Via Global Macro Monitor,
On Tuesday, June 27th, Super Mario said this,
“Deflationary forces have been replaced by reflationary ones.” – Mario Draghi
And here is how global 10-year bond yields reacted,
The German 10-year Bund yield increased 77 percent — OK, from a low base — and bonds across the world from Canada to Australia to the United States were tattooed.
Change In Fundamentals?
Absolutely not!
Bond yields haven’t been trading on economic fundamentals for several years due to central bank financial represssion via quantitative easing (QE), ZIRP and NIRP. We have been pounding the table on this point,
Lot’s of hand wringing these days about the flattening yield curve. We still maintain our position that the signal from the bond market is significantly distorted due to the global central bank intervention (QE) into the bond markets. See here and here.
Most of what is happening with the U.S. yield curve is technical. – Global Macro Monitor, June 22, 2017
Beach Ball Effect
The major central banks have repressed interest rates throughout the world by engineering a structural shortage of high grade sovereign bonds with their quantitative easing (QE) programs. For example, as we posted last week, the combined market cap of just two stocks in the U.S. — Apple and Amazon — exceeds the entire stock of U.S. Treasury notes and bonds maturing in 2027-2047 when holdings of the Federal Reserve are excluded.
This is tantamount to holding a beach ball underwater. You know what happens when when the ball is released. Such as when a prominent central banker unexpectedly speaks out that the days of holding that ball underwater may be coming to an end. We just had a little taste of that this week.
Conclusion
The European Central Bank tried to walk back or dilute Draghi’s comments, but bond markets are not having it. The train has left the station and the path toward monetary normalization is, at least in rheotric, been entered into the GPS. The next few months shall be interesting.
Though we think the “correct” or equiblrium price for interest rates on bonds is serveral hundred basis points higher — 2-3 percent real yield plus inflation — we don’t think they get there “by way the crow flies” or in a straight line.

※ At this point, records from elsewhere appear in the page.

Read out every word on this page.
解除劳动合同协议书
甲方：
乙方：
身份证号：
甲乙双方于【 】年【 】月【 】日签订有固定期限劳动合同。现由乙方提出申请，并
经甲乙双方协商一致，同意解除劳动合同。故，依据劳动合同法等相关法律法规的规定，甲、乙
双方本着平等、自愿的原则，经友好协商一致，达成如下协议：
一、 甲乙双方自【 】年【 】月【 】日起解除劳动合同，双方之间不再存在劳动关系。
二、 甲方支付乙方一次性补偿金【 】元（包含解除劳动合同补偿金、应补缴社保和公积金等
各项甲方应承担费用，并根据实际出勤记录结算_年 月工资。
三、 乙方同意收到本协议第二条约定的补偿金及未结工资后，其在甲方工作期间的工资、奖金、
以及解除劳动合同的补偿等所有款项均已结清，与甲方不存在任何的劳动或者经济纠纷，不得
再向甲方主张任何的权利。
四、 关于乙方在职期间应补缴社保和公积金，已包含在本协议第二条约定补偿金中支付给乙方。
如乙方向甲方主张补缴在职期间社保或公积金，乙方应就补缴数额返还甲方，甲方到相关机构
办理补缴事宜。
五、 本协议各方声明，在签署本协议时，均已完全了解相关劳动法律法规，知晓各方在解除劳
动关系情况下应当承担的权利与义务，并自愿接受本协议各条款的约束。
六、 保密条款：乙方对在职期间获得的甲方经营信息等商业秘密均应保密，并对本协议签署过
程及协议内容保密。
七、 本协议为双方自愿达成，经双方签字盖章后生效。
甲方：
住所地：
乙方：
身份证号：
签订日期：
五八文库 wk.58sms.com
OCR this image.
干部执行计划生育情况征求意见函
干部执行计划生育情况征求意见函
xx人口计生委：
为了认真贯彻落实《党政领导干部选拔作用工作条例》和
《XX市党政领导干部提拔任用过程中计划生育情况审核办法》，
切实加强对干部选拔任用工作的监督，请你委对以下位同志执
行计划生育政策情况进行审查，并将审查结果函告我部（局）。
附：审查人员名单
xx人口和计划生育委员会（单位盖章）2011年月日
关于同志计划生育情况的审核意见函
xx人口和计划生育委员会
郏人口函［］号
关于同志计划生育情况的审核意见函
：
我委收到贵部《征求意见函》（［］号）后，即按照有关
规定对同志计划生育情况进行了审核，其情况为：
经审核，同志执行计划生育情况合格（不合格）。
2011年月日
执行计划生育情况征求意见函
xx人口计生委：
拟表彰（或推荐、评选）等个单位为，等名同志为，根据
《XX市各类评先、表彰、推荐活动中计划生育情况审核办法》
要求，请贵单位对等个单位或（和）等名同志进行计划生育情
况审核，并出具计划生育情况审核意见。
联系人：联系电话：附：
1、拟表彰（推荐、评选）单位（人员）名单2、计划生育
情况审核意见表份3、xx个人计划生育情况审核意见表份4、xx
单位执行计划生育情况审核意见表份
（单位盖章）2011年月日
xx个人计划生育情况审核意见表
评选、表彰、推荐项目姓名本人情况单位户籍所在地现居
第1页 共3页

Several months ago, we cited a 2012 Federal Reserve paper estimating that yields on the 5-year note should be several hundred basis points higher if not for the recycling of reserves into U.S. Treasuries by the PBOC. The paper didn’t even take into account the impact of QE on bond and note yields,
A paper published by the Federal Reserve Board (FRB) in 2012 estimated the impact on interest rates of the capital flow recycling into the U.S. bond market,
We find that a $100 billion increase in foreign official inflows into U.S. Treasury notes and bonds lowers the 5-year yield by roughly 40 to 60 basis points in the short run. However, our VAR analysis shows that in the long-run, when we allow foreign private investors to react to the effects induced by a shock to foreign official holdings, the estimated effect is roughly -20 basis points per $100 billion. Putting these results into context, between 1995 and 2010 China acquired roughly $1.1 trillion in U.S. Treasury notes and bonds. A literal interpretation of our long-run estimates suggests that if China had not accumulated any foreign exchange reserves during this period, and therefore not acquired these $1.1 trillion in Treasuries, all else equal, the 5-year Treasury yield would have been roughly 2 percentage points higher by 2010. This effect is large enough to have implications for the effectiveness of monetary policy. – FRB
Extrapolating the above analysis to the current stock of foreign official Treasury holdings of around $4 trillion leads to nonsensical results, such as the 5-year yield should be 800 basis points higher than it is today. Obviously, the analysis should truncate the dependent variable – 5-year note yield — and ceteris paribus (other things being equal) does not hold in the real world. – GMM, March 18, 2017
Deflation is an urban myth, at least it has been in the U.S., as central banks have revealed their hand to do “whatever it takes” to fight it. Let us not conflate relative price moves with generalized deflation.
The end game will thus be an episode of ugly monetary/debt induced inflation, in our opinion. Not yet, however. Timing, my friends.
Maybe it’s time to start looking at debt fundamentals again.